Chronic enhancement of neuromuscular activity increases acetylcholinesterase gene expression in rat skeletal muscle. Sveistrup, Heidi, Roxanne Y. Y. Chan, and Bernard J. Jasmin. Department of Physiology, Faculty of Medicine, University of Ottawa, Ottawa, Ontario, Canada K1H 8M5
APStracts 2:0165C, 1995.
We determined levels of mRNA encoding acetylcholinesterase (AChE) in muscles of rats subjected to chronic enhancement of neuromuscular activation. Following eight weeks of voluntary wheel running, EDL muscles displayed a 72% increase in total AChE activity as a result of a selective 3-fold increase in the G4 content.
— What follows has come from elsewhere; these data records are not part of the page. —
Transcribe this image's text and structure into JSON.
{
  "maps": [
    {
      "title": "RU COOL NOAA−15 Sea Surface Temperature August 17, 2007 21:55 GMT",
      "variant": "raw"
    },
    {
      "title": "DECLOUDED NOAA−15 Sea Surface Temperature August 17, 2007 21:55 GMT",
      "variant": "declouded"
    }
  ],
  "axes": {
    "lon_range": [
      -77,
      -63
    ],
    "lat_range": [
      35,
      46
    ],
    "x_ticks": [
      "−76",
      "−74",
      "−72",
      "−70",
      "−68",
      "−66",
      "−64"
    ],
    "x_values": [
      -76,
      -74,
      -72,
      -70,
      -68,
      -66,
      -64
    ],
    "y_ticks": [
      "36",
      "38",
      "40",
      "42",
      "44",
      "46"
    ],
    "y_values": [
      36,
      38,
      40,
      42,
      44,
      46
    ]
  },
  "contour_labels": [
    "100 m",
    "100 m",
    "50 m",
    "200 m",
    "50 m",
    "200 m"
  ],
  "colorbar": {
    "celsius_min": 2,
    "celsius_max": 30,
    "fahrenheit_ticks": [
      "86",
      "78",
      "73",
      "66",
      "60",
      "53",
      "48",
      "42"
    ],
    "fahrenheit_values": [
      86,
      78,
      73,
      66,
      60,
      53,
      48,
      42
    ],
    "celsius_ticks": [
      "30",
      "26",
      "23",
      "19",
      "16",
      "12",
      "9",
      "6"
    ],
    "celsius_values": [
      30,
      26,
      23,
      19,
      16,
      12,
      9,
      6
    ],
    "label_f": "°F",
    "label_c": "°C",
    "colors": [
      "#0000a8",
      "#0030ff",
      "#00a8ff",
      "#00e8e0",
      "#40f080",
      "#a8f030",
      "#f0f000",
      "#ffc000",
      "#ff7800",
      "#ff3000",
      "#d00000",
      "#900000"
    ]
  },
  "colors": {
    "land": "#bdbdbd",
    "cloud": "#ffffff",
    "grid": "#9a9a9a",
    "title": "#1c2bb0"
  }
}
Soleus muscles on the other hand, exhibited a 30% decrease in A12 while displaying a small (33%) increase in total AChE activity. These enzymatic adaptations were paralleled by increases in the levels of AChE mRNAs in both EDL (32%; P < 0.03) and soleus (42%; P < 0.02) muscles. In addition, compensatory hypertrophy of the plantaris muscle increased total AChE activity by 75%. This change was reflected by an elevation in all AChE molecular forms with A12 (89%) and A8 (179%) showing the most prominent increases. Similar to exercise-trained muscles, hypertrophied plantaris displayed an increase in AChE transcripts (25%; P < 0.04). These results indicate that increases in neuromuscular activity modulate expression of the AChE gene in vivo, and suggest the involvement of pretranslational regulatory mechanisms in the adaptive response of AChE to enhanced neuromuscular activation.

Received 18 January 1995; accepted in final form 28 March 1995.
APS Manuscript Number C37-5.
Article publication pending Am. J. Physiol. (Cell Physiology).
ISSN 1080-4757 Copyright 1995 The American Physiological Society.
Published in APStracts on 25 April 1995.